Natureza para os presencistas não era aquela bucólica dos árcades, mas uma natureza
real, que proporciona ao homem uma vida de suor e lágrimas, mas sempre repleta da
alegria de estar vivo. É na convivência com a terra que o homem descobre o valor de
todas as formas de vida e aprende a defendê-la, não por questões materiais e sim porque
reconhece a beleza que há nas coisas simples.
Miguel Torga, pseudônimo literário de Adolfo Correia da Rocha, nasceu em 1907 na
aldeia de São Martinho de Anta, na província de Trás- os – Montes, Localizado no
Nordeste de Portugal.
A escolha do Pseudônimo “Miguel” foi uma homenagem ao escritor espanhol “ Miguel
de Cervantes” autor da famosa obra “ Dom Quixote”. Torga está relacionado a um
arbusto pequeno que fixa suas raízes nas rochas, muito comum em Trás- os – Montes, e
demonstra a ligação autor com a terra.
Em 1920, Torga vem ao Brasil trabalhar na fazendo de seu tio em Minas Gerais.
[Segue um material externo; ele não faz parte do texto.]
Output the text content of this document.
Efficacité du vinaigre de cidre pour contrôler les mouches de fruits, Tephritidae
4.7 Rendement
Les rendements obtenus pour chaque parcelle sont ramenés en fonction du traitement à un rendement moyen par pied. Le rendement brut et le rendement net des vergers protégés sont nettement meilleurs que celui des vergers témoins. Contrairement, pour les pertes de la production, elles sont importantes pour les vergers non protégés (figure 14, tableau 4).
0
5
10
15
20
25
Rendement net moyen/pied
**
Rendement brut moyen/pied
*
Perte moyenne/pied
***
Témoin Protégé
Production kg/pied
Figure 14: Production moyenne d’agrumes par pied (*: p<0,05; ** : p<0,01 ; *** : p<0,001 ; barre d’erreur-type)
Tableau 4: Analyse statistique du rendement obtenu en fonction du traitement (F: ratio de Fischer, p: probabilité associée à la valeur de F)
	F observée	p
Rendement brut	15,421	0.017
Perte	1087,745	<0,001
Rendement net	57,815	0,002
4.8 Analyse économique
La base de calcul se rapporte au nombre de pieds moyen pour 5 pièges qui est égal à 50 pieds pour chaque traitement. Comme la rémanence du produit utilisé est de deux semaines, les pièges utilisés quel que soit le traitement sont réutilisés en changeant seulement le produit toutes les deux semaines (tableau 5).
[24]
Após
cinco anos retorna pra Portugal.
Miguel Torga participou do grupo inicial da revista “Presença”, publicada em Coimbra
em 1927, que defendia uma literatura viva, livre que se oporia ao academismo da
literatura jornalística:
Em 1927, um grupo de estudantes (José Regio, João Gaspar Simões e
Branquinho da Fonseca) funda, edita e dirige em Coimbra a revista
literária “Presença”. Tendo por subtítulo Folha de Arte e Crítica, o
primeiro número 27 da revista, Branquinho da Fonseca abandona-lhe
a direção, secundado por Miguel Torga (então assinado Adolfo Rocha,
seu verdadeiro nome) e Edmundo de Bettecout que deixaram de
colaborar: na carta que enviaram aos demais diretores da Presença,
datada de 16 de julho de 1930, iniciaram afirmando que a Presença
que se propunha, como folha de arte e crítica, defender o direito que
assiste a cada uma de seguir o seu caminho, começou a contradizer”, e
mais adiante lembram que a “presença concebe mestres e discípulos
com aquela interpretação convencional, em que aos mestres fazem
lições para os que se reputam alunos”. (MOISÉS: 2008, p.361)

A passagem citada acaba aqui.